Tuesday, April 2, 2019

Moving Alabama Into the Modern Age - The New York Times





Moving Alabama Into the Modern Age - The New York Times

BENDING TOWARD JUSTICE The Birmingham Church Bombing That Changed the Course of Civil Rights By Doug Jones 

Reviewed by Howell Raines

 As he fell behind an accused sexual predator in returns from Alabama’s 2017 Senate election, Doug Jones admits, he allowed himself an almost “unbearable” lament familiar to thousands of frustrated Alabamians who came of age in the George Wallace era: “Oh, my poor home state.” Near midnight, it appeared that Jones’s pistol-waving opponent, the former Alabama Supreme Court justice Roy Moore, would join the century-long parade of reactionary buffoons Alabama’s white majority has sent to Congress and the governor’s mansion. 
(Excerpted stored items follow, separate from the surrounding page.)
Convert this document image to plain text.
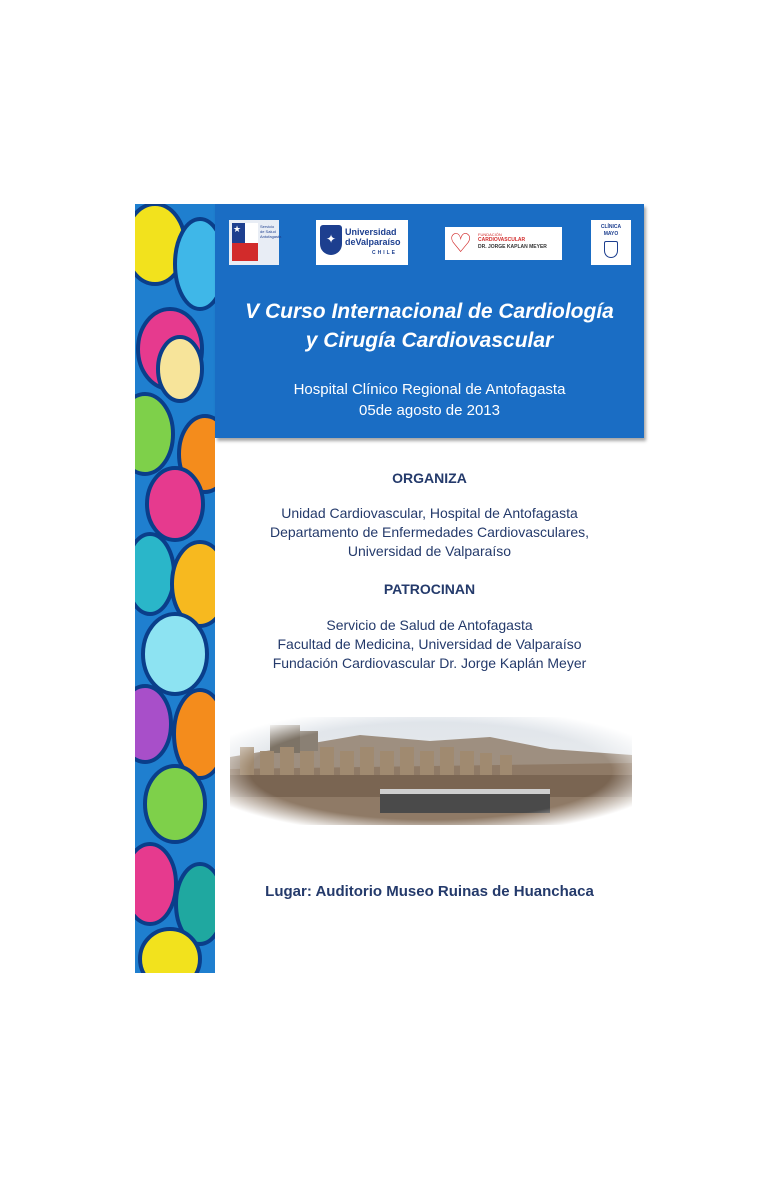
★	Servicio de Salud Antofagasta	✦ Universidad
deValparaíso
CHILE ♡ FUNDACIÓN
CARDIOVASCULAR
DR. JORGE KAPLAN MEYER
CLÍNICA
MAYO
V Curso Internacional de Cardiología
y Cirugía Cardiovascular
Hospital Clínico Regional de Antofagasta
05de agosto de 2013
ORGANIZA
Unidad Cardiovascular, Hospital de Antofagasta
Departamento de Enfermedades Cardiovasculares,
Universidad de Valparaíso
PATROCINAN
Servicio de Salud de Antofagasta
Facultad de Medicina, Universidad de Valparaíso
Fundación Cardiovascular Dr. Jorge Kaplán Meyer
Lugar: Auditorio Museo Ruinas de Huanchaca
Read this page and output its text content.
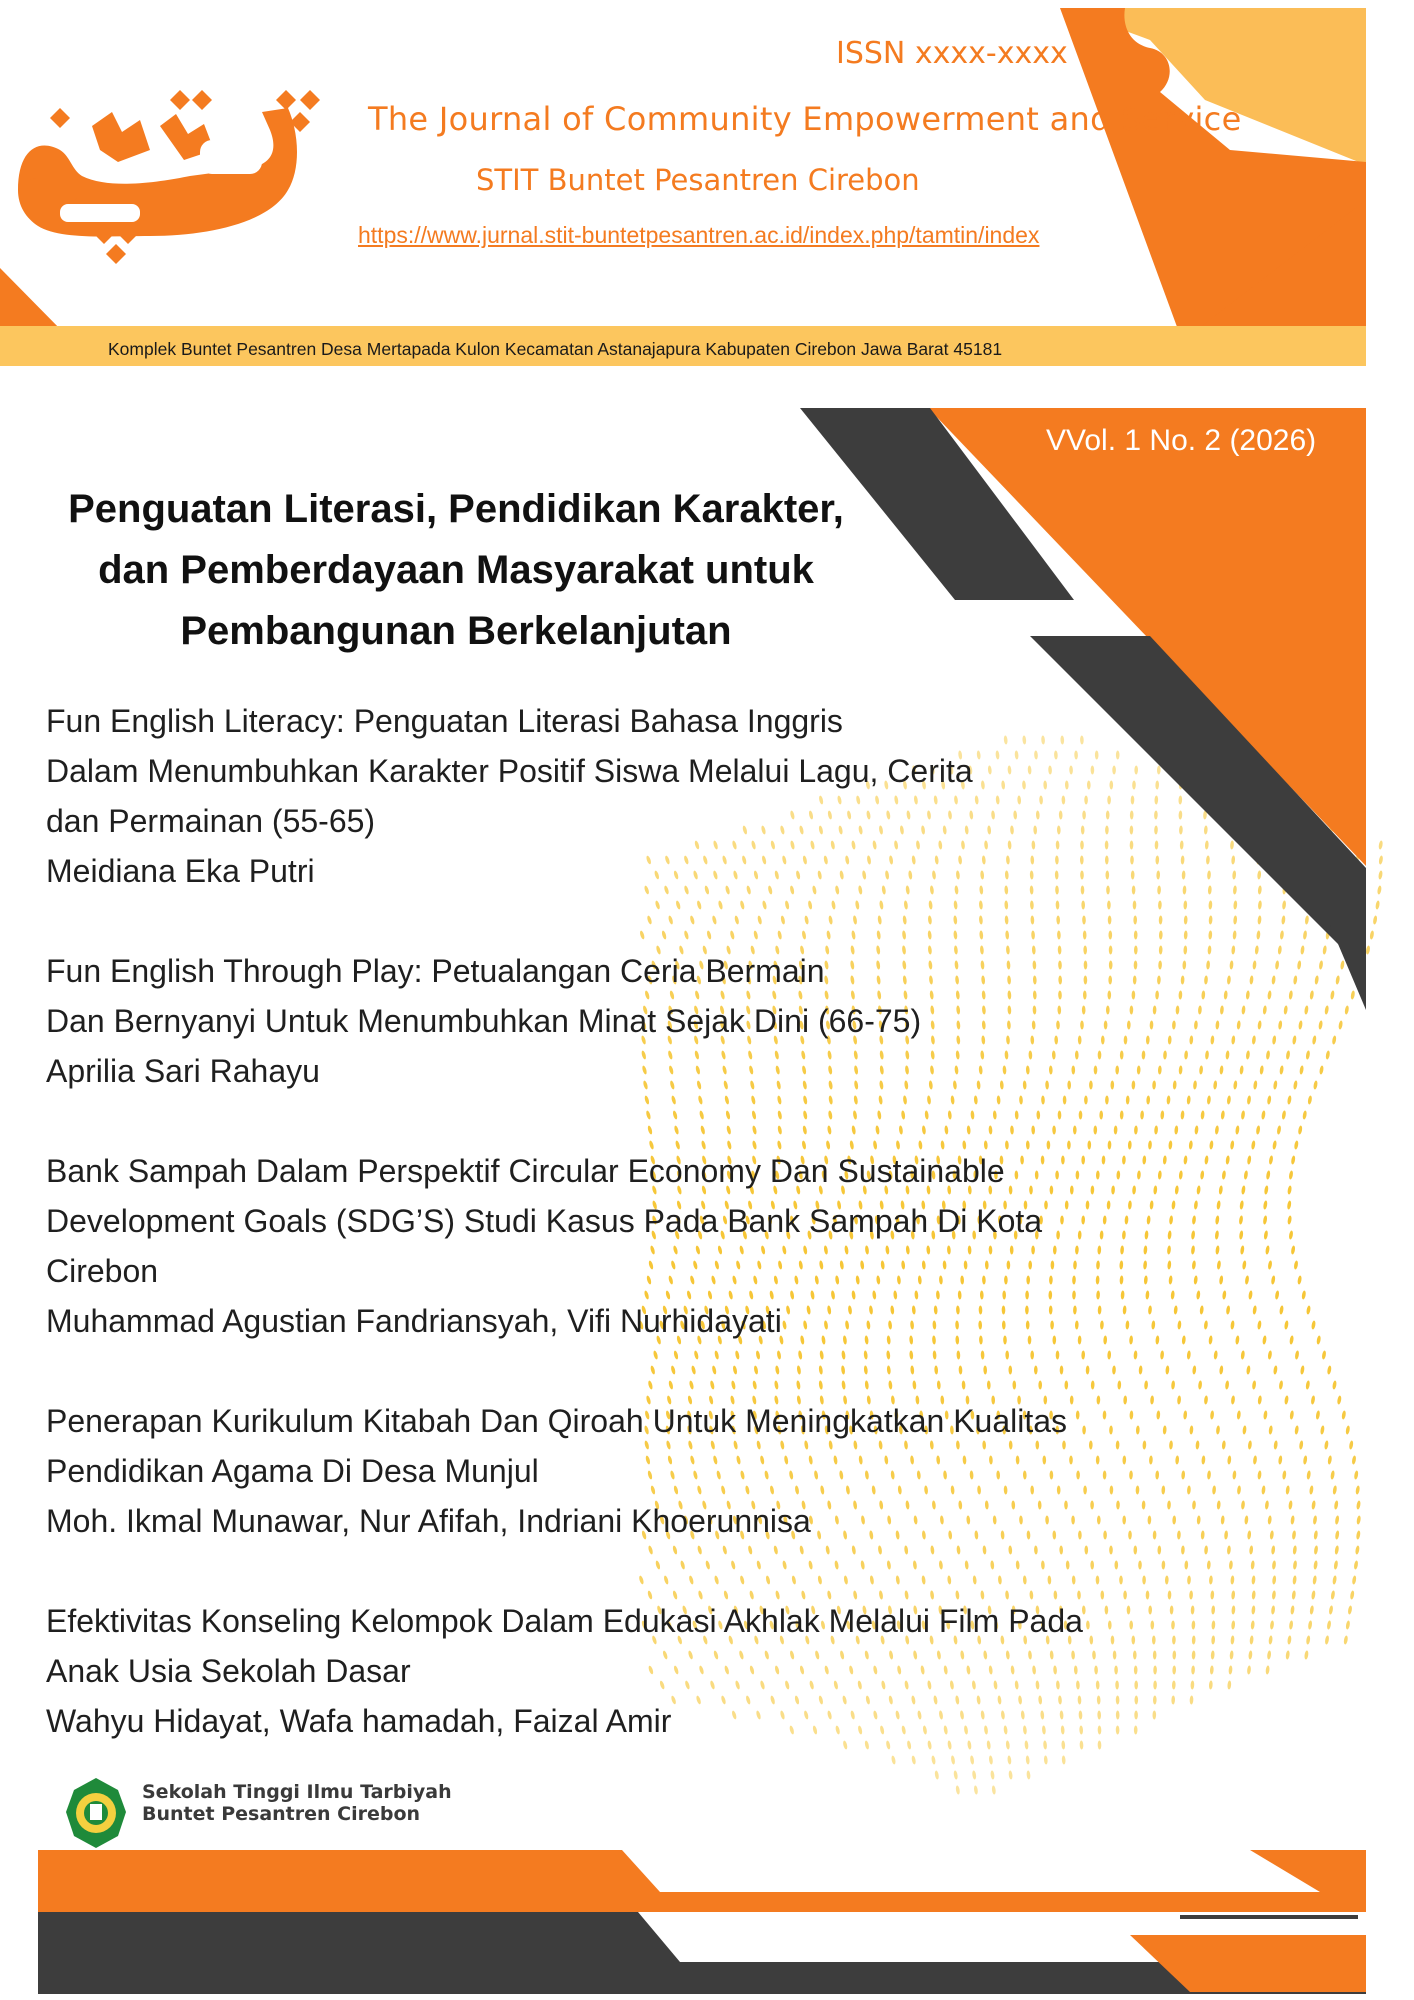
ISSN xxxx-xxxx
The Journal of Community Empowerment and Service
STIT Buntet Pesantren Cirebon
https://www.jurnal.stit-buntetpesantren.ac.id/index.php/tamtin/index
Komplek Buntet Pesantren Desa Mertapada Kulon Kecamatan Astanajapura Kabupaten Cirebon Jawa Barat 45181
VVol. 1 No. 2 (2026)
Penguatan Literasi, Pendidikan Karakter,
dan Pemberdayaan Masyarakat untuk
Pembangunan Berkelanjutan
Fun English Literacy: Penguatan Literasi Bahasa Inggris
Dalam Menumbuhkan Karakter Positif Siswa Melalui Lagu, Cerita
dan Permainan (55-65)
Meidiana Eka Putri
Fun English Through Play: Petualangan Ceria Bermain
Dan Bernyanyi Untuk Menumbuhkan Minat Sejak Dini (66-75)
Aprilia Sari Rahayu
Bank Sampah Dalam Perspektif Circular Economy Dan Sustainable
Development Goals (SDG’S) Studi Kasus Pada Bank Sampah Di Kota
Cirebon
Muhammad Agustian Fandriansyah, Vifi Nurhidayati
Penerapan Kurikulum Kitabah Dan Qiroah Untuk Meningkatkan Kualitas
Pendidikan Agama Di Desa Munjul
Moh. Ikmal Munawar, Nur Afifah, Indriani Khoerunnisa
Efektivitas Konseling Kelompok Dalam Edukasi Akhlak Melalui Film Pada
Anak Usia Sekolah Dasar
Wahyu Hidayat, Wafa hamadah, Faizal Amir
Sekolah Tinggi Ilmu Tarbiyah
Buntet Pesantren Cirebon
 But in the final count for that Dec. 12 election, a cresting wave of modern sentiment among black voters and white women in the state’s rich Republican suburbs handed Jones a 22,000-vote victory, making Alabama the last state of the old Confederacy to join the New South. It was the biggest upset in Alabama political history, especially given Jones’s background as a successful prosecutor of Ku Klux Klansmen who perpetrated the signature civil rights crime of the 1960s, the fatal bombing of the 16th Street Baptist Church in Birmingham. 



 “Bending Toward Justice: The Birmingham Church Bombing That Changed the Course of Civil Rights” is a valuable addition to the historical record of Alabama’s role as the battleground state of the civil rights revolution. It provides an inside look at how Jones, a former United States attorney from Birmingham, and his role model, the former Alabama attorney general Bill Baxley, sent to prison three Birmingham Klansmen who murdered four black girls by dynamiting their church on Sept. 15, 1963. The four children, aged 11 to 14 — Addie Mae Collins, Denise McNair, Carole Robertson and Cynthia Morris Wesley — died instantly in a women’s restroom where they were preparing for Sunday school.